Les gouvernements qui entravent la justice, tolèrent la fraude et la corruption, risquent de se voir retirer des financements de l'UE, selon un projet législatif adopté jeudi en commission du parlement européen.


Le président de la Commission européenne Jean-Claude Juncker avait proposé en mai dernier, dans le projet de budget 2021-2027 de l'UE, de geler ou restreindre l'accès au fonds d'aides de l'Union européenne en cas de violation de l'État de droit.
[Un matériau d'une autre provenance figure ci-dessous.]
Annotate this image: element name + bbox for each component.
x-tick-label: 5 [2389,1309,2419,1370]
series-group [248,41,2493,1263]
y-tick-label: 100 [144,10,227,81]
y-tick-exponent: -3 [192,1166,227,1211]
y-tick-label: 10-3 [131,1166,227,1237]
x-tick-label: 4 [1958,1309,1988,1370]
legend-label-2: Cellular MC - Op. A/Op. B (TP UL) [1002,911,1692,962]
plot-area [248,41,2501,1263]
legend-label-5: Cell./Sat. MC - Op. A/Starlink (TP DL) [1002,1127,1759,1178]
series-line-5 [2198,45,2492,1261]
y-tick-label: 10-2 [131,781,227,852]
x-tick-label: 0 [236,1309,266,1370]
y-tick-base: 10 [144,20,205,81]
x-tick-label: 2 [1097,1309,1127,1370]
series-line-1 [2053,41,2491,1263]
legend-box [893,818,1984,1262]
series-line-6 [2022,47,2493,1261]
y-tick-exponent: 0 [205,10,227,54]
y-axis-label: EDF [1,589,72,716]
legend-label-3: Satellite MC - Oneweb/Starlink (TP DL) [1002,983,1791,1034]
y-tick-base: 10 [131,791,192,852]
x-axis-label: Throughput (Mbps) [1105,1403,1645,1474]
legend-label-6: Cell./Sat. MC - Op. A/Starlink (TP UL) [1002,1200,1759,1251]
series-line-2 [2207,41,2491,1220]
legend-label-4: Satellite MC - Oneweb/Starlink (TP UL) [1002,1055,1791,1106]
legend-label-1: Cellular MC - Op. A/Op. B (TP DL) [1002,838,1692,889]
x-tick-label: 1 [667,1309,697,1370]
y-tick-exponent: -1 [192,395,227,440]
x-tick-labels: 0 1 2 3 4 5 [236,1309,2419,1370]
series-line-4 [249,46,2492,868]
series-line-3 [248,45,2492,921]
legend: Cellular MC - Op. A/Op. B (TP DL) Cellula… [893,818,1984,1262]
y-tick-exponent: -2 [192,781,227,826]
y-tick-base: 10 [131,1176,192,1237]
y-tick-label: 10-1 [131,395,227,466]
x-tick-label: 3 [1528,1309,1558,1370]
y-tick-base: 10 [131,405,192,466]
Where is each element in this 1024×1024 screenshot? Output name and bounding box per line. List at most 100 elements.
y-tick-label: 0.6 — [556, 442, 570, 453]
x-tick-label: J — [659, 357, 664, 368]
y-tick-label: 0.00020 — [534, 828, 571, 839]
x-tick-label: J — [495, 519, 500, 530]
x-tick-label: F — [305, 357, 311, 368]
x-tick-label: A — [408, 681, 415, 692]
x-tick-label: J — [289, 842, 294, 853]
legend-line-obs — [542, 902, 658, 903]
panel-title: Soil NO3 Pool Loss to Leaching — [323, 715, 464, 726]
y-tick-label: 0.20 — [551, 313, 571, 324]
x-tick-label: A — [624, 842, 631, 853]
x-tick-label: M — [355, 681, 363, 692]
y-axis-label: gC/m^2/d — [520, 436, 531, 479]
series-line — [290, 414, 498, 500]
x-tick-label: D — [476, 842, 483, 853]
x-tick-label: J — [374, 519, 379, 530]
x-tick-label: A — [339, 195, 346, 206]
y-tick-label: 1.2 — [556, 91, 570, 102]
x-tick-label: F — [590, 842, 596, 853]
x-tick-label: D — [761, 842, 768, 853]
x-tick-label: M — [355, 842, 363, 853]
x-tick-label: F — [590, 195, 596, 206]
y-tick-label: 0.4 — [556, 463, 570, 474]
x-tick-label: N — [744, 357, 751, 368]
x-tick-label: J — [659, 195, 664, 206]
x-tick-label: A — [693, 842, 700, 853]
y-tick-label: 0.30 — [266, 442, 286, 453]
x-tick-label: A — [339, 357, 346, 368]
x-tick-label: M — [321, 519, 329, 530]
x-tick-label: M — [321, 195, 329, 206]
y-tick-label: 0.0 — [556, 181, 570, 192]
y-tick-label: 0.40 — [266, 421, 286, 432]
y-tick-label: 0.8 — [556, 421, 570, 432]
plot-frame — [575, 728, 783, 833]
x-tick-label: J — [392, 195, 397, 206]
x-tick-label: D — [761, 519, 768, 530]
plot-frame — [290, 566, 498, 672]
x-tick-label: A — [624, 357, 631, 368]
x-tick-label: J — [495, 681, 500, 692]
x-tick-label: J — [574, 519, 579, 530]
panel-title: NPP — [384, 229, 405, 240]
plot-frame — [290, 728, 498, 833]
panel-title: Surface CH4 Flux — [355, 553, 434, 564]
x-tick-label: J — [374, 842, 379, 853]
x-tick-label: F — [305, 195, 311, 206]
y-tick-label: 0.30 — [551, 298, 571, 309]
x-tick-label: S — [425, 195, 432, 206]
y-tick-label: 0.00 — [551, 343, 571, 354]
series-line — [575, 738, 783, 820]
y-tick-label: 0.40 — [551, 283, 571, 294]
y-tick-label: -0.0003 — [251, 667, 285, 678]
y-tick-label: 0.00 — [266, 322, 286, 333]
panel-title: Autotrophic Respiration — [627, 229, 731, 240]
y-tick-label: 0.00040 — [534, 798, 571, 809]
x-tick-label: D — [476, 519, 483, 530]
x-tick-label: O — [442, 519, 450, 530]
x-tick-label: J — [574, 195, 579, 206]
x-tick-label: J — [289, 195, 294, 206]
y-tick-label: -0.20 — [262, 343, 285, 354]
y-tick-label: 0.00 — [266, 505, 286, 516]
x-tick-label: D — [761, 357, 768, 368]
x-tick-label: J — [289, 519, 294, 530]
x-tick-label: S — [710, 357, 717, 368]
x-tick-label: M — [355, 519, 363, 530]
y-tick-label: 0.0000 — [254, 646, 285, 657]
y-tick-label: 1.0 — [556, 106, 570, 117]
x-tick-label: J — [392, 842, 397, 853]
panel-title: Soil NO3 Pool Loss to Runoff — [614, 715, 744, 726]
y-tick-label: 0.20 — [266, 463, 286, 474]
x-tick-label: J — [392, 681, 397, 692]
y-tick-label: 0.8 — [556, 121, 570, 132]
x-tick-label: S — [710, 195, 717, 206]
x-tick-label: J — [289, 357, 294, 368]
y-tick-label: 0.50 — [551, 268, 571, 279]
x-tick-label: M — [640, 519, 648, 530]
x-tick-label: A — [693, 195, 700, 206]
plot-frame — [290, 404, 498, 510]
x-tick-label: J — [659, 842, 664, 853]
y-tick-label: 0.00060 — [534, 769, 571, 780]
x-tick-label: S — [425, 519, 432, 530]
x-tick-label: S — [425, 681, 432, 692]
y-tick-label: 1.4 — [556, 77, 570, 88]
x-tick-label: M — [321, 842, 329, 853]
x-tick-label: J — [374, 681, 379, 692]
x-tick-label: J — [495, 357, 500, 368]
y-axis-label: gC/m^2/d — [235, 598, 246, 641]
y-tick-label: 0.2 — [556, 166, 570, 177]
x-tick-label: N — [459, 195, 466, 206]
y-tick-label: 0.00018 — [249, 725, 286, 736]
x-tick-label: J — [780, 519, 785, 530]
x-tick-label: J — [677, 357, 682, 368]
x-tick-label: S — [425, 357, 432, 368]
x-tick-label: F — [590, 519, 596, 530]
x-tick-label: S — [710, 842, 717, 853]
La proposition de règlement a reçu un premier feu vert ce jeudi en commission parlementaire à Strasbourg.

Elle prévoit de permettre à l'exécutif européen, assisté d'experts indépendants, d'établir les "défaillances généralisées de l'État de droit" et de décider des mesures à prendre, qui pourraient inclure la suspension des paiements du budget de l'UE ou la réduction du préfinancement.

La décision ne deviendrait effective qu'une fois obtenu le feu vert du Parlement et des États membres (Conseil). Une fois que l'État membre aura trouvé des solutions aux défaillances identifiées par la Commission européenne, le Parlement et les ministres de l'UE pourront débloquer les fonds.

Les États membres n'ont pas encore adopté leur position sur ce dossier.

Actuellement, la Hongrie et la Pologne sont sous le coup d'une procédure (article 7) d'avertissement pour non-respect des valeurs démocratiques de l'UE, pouvant théoriquement aller jusqu'à la suspension du droit de vote au Conseil de l'UE. La Roumanie, qui doit prendre en janvier la présidence du Conseil de l'Union européenne, fait aussi l'objet de l'attention des instances européennes en raison de ses réformes du système judiciaire menaçant l'indépendance des magistrats et la lutte contre la corruption.